Docteur Méchali : Alors, la nouvelle je l’aie eue, si ça se trouve, par votre intermédiaire, puisque je l’ai appris vendredi dernier seulement. Je n’avais eu aucune information avant, donc ça c’est clair, et je n’ai pas été tellement étonné. Je vais sans doute vous expliquer pourquoi juste après.
Reda : Alors, que représente pour vous — médecin engagé en banlieue depuis 20 ans sur le front de la maladie — cette Journée Mondiale contre le Sida, alors que pour vous comme pour beaucoup d’autres, le combat pour le sida est quotidien ?
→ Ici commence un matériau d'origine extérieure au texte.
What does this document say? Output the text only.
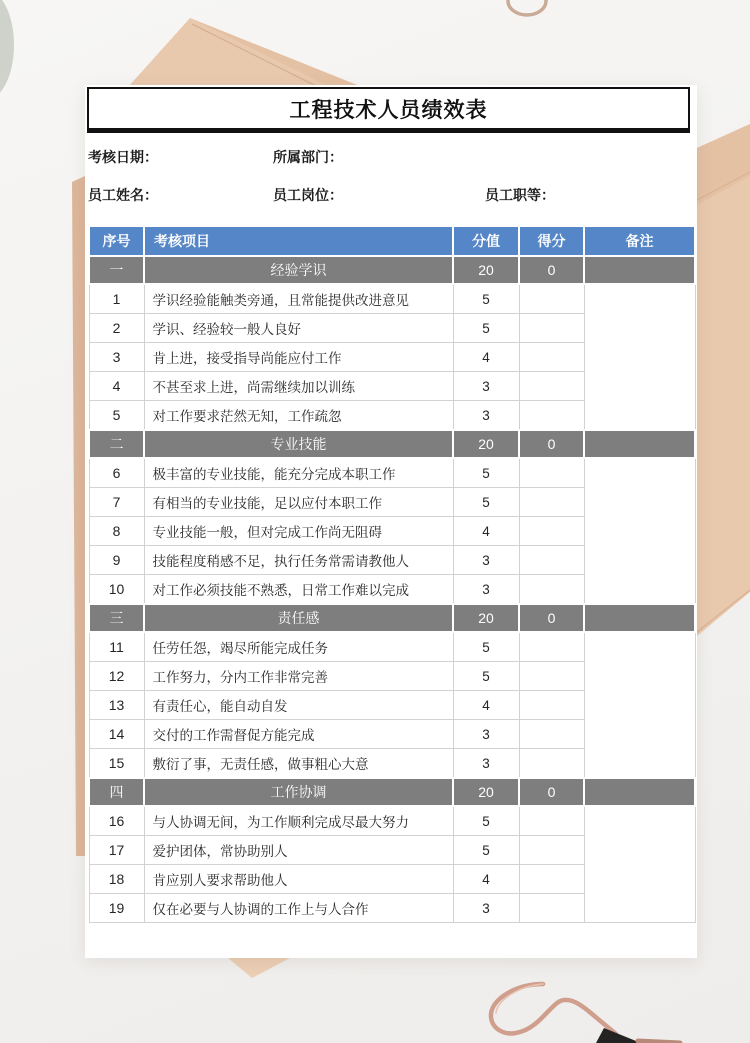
工程技术人员绩效表
考核日期：	所属部门：
员工姓名：	员工岗位：	员工职等：
序号	考核项目	分值	得分	备注
一	经验学识	20	0	
1	学识经验能触类旁通，且常能提供改进意见	5		
2	学识、经验较一般人良好	5		
3	肯上进，接受指导尚能应付工作	4		
4	不甚至求上进，尚需继续加以训练	3		
5	对工作要求茫然无知，工作疏忽	3		
二	专业技能	20	0	
6	极丰富的专业技能，能充分完成本职工作	5		
7	有相当的专业技能，足以应付本职工作	5		
8	专业技能一般，但对完成工作尚无阻碍	4		
9	技能程度稍感不足，执行任务常需请教他人	3		
10	对工作必须技能不熟悉，日常工作难以完成	3		
三	责任感	20	0	
11	任劳任怨，竭尽所能完成任务	5		
12	工作努力，分内工作非常完善	5		
13	有责任心，能自动自发	4		
14	交付的工作需督促方能完成	3		
15	敷衍了事，无责任感，做事粗心大意	3		
四	工作协调	20	0	
16	与人协调无间，为工作顺利完成尽最大努力	5		
17	爱护团体，常协助别人	5		
18	肯应别人要求帮助他人	4		
19	仅在必要与人协调的工作上与人合作	3		
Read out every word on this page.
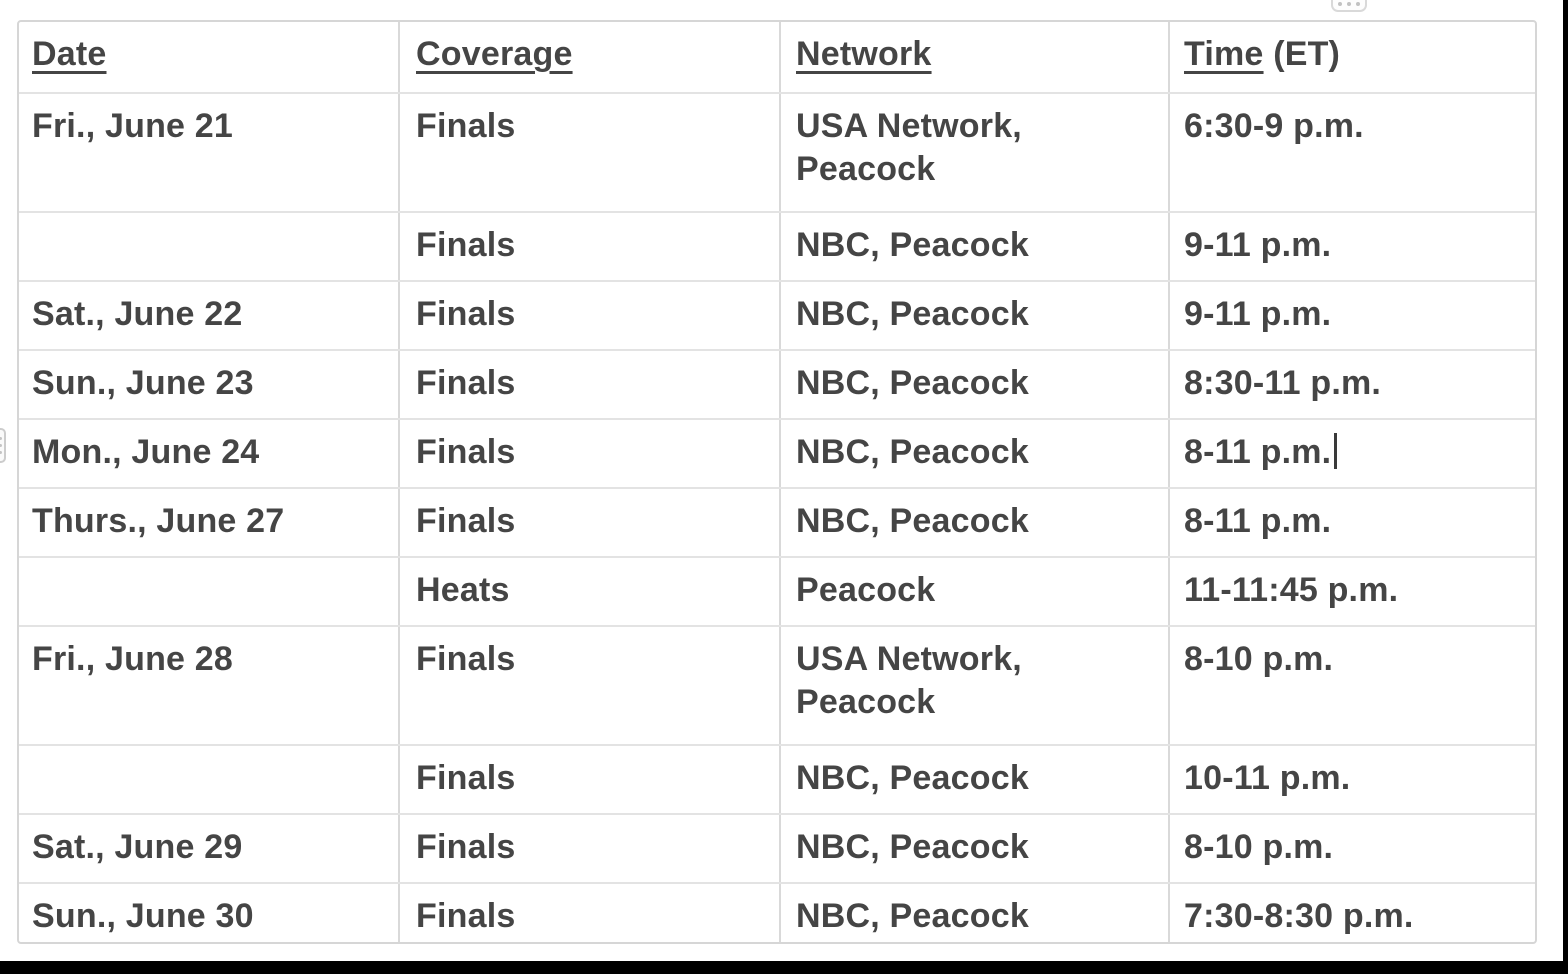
Date	Coverage	Network	Time (ET)
Fri., June 21	Finals	USA Network, Peacock	6:30-9 p.m.
	Finals	NBC, Peacock	9-11 p.m.
Sat., June 22	Finals	NBC, Peacock	9-11 p.m.
Sun., June 23	Finals	NBC, Peacock	8:30-11 p.m.
Mon., June 24	Finals	NBC, Peacock	8-11 p.m.
Thurs., June 27	Finals	NBC, Peacock	8-11 p.m.
	Heats	Peacock	11-11:45 p.m.
Fri., June 28	Finals	USA Network, Peacock	8-10 p.m.
	Finals	NBC, Peacock	10-11 p.m.
Sat., June 29	Finals	NBC, Peacock	8-10 p.m.
Sun., June 30	Finals	NBC, Peacock	7:30-8:30 p.m.
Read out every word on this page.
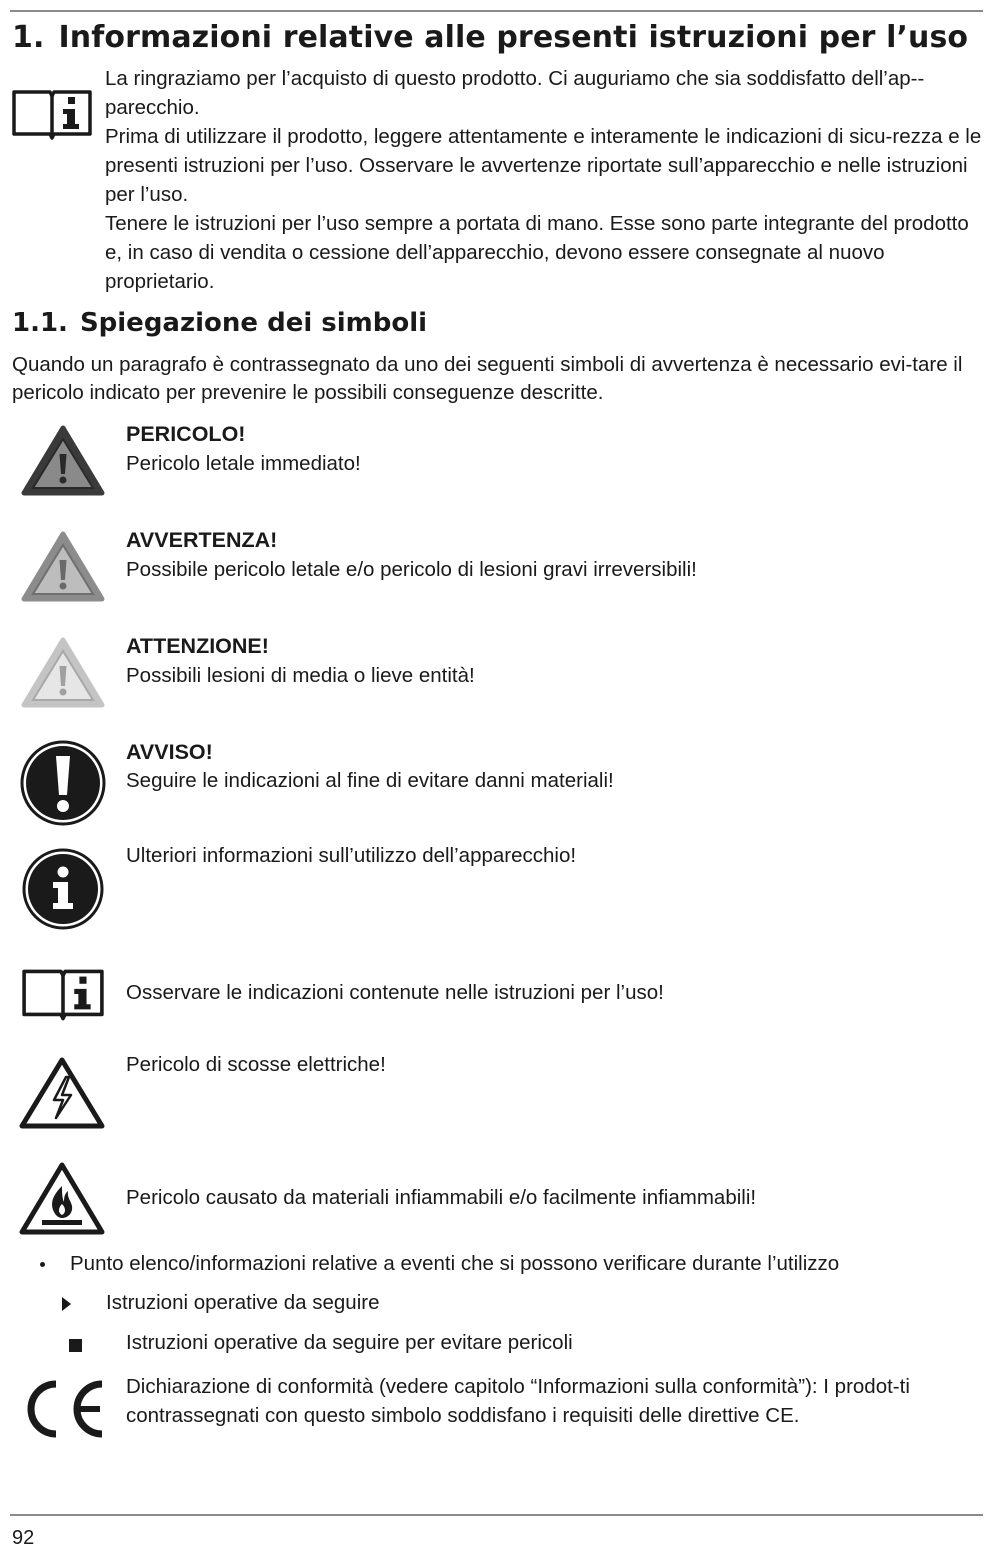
1. Informazioni relative alle presenti istruzioni per l’uso

La ringraziamo per l’acquisto di questo prodotto. Ci auguriamo che sia soddisfatto dell’ap-parecchio.

Prima di utilizzare il prodotto, leggere attentamente e interamente le indicazioni di sicu-rezza e le presenti istruzioni per l’uso. Osservare le avvertenze riportate sull’apparecchio e nelle istruzioni per l’uso.

Tenere le istruzioni per l’uso sempre a portata di mano. Esse sono parte integrante del prodotto e, in caso di vendita o cessione dell’apparecchio, devono essere consegnate al nuovo proprietario.

1.1. Spiegazione dei simboli

Quando un paragrafo è contrassegnato da uno dei seguenti simboli di avvertenza è necessario evi-tare il pericolo indicato per prevenire le possibili conseguenze descritte.

PERICOLO!
Pericolo letale immediato!
AVVERTENZA!
Possibile pericolo letale e/o pericolo di lesioni gravi irreversibili!
ATTENZIONE!
Possibili lesioni di media o lieve entità!
AVVISO!
Seguire le indicazioni al fine di evitare danni materiali!
Ulteriori informazioni sull’utilizzo dell’apparecchio!
Osservare le indicazioni contenute nelle istruzioni per l’uso!
Pericolo di scosse elettriche!
Pericolo causato da materiali infiammabili e/o facilmente infiammabili!
Punto elenco/informazioni relative a eventi che si possono verificare durante l’utilizzo
Istruzioni operative da seguire
Istruzioni operative da seguire per evitare pericoli

Dichiarazione di conformità (vedere capitolo “Informazioni sulla conformità”): I prodot-ti contrassegnati con questo simbolo soddisfano i requisiti delle direttive CE.

92
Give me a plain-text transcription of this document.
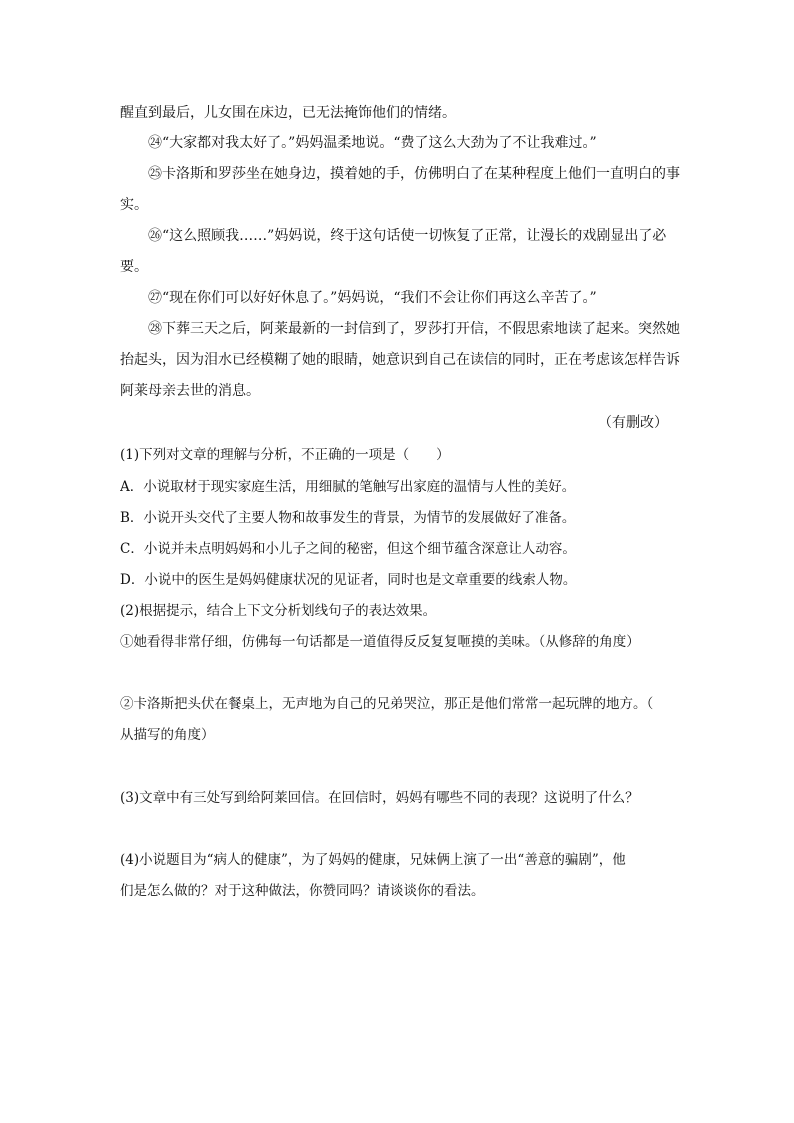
醒直到最后，儿女围在床边，已无法掩饰他们的情绪。
㉔“大家都对我太好了。”妈妈温柔地说。“费了这么大劲为了不让我难过。”
㉕卡洛斯和罗莎坐在她身边，摸着她的手，仿佛明白了在某种程度上他们一直明白的事
实。
㉖“这么照顾我……”妈妈说，终于这句话使一切恢复了正常，让漫长的戏剧显出了必
要。
㉗“现在你们可以好好休息了。”妈妈说，“我们不会让你们再这么辛苦了。”
㉘下葬三天之后，阿莱最新的一封信到了，罗莎打开信，不假思索地读了起来。突然她
抬起头，因为泪水已经模糊了她的眼睛，她意识到自己在读信的同时，正在考虑该怎样告诉
阿莱母亲去世的消息。
（有删改）
(1)下列对文章的理解与分析，不正确的一项是（　　）
A．小说取材于现实家庭生活，用细腻的笔触写出家庭的温情与人性的美好。
B．小说开头交代了主要人物和故事发生的背景，为情节的发展做好了准备。
C．小说并未点明妈妈和小儿子之间的秘密，但这个细节蕴含深意让人动容。
D．小说中的医生是妈妈健康状况的见证者，同时也是文章重要的线索人物。
(2)根据提示，结合上下文分析划线句子的表达效果。
①她看得非常仔细，仿佛每一句话都是一道值得反反复复咂摸的美味。（从修辞的角度）
②卡洛斯把头伏在餐桌上，无声地为自己的兄弟哭泣，那正是他们常常一起玩牌的地方。（
从描写的角度）
(3)文章中有三处写到给阿莱回信。在回信时，妈妈有哪些不同的表现？这说明了什么？
(4)小说题目为“病人的健康”，为了妈妈的健康，兄妹俩上演了一出“善意的骗剧”，他
们是怎么做的？对于这种做法，你赞同吗？请谈谈你的看法。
Docteur Méchali : Beaucoup de choses… beaucoup de choses… Cette journée mondiale, c’est souvent l’occasion de montrer que la maladie existe toujours, de montrer qu’il y a une lutte possiblement efficace qui se mène contre cette maladie, que les patients, même s’ils sont fragiles et précaires, sont vraiment des patients comme les autres, et que la mobilisation doit se faire.
Donc pour nous c’est souvent un enjeu à l’intérieur même de l’hôpital pour que les collègues, les autres médecins, les infirmières soient sensibilisés à ça, et voient aussi que c’est une lutte en commun. Très souvent il y a des soignants, il y a aussi des associations, ça peut être la vôtre, ça peut être AIDES, ça peut être Ikambéré, ou d’autres associations avec lesquelles on travaille pour leur montrer que cette lutte concerne vraiment tout le monde. Un dernier mot sur l’action qu’on a pu mener l’an dernier mais ce n’est pas la première fois qu’on le faisait ; c’est par exemple une petite troupe de théâtre qui fait un spectacle et qui fait réagir un petit peu. On a eu un groupe de jeunes, des ados d’un lycée voisin, de Saint Denis. Là aussi, c’était encourageant de voir comment ces jeunes réagissaient un peu au quart de tour, en comprenant bien les risques, mais on parlait aussi de l’amour, des rencontres, pas que de risques et de maladie.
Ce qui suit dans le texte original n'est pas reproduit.